What is it? Sarah said, coming down the hallway.

Nora watched, clenching her teeth, as the force of Harrow’s muffled words started to hit Sarah’s face.

The impact of Harrow’s language on Sarah seemed much worse than it was on her—a single syllable eliciting vomiting, sentences starting nosebleeds—so Nora took Harrow to the garage and sat with the door pulled closed.

He wrote: I don’t want to.

She told him she didn’t care. Turned the light out so he couldn’t see what was happening to her. Gripped him by the wrist and told him what to do.
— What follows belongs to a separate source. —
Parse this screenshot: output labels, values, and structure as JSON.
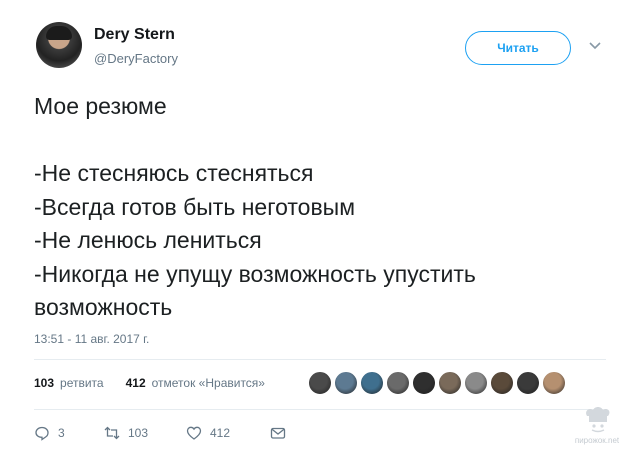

They tried out all the letters one by one, cycling through the alphabet twice until she dug her nails hard into his palms and then he was quiet. They worked through nouns, verbs, adjectives. She made him try out adverbs, pronouns and prepositions. She tested herself by waiting for pain, noting down the area and velocity at which it came. When a word seemed to elicit less pain or appear in an area which seemed less extreme (for example her arms or legs as opposed to her face or torso) she squeezed his hand twice to make him repeat it. Mostly the word repeated would bring on pain in a different area or of a different type and then they would carry on. If the word caused in any way a similar reaction she noted it down.

At first the word ‘partial’ seemed to have a reaction less extreme than others. This was later proved to be otherwise. At first the phrase ‘wanted scrabble she’ appeared to elicit pain after a longer than normal waiting period. This too turned out to be incorrect.

But if anyone could fix him it was her.

She caught the neighbor’s rabbit on one of its escape trips and brought it down in her arms into the garage.

He wrote: That’s enough. I don’t need to speak.

She held the rabbit, not wriggling, only sniffing a little, in her arms. Come on, she said.

He wrote: Fuck you backwards with a broomstick.

She told him to go through his consonants the way they’d done before and she would tell him when to stop. She sat numbly as he did it, holding the rabbit. It fought her. She could feel his words on its body.

Later she went round with the rabbit in a plastic bag, told them she’d found it in the garden.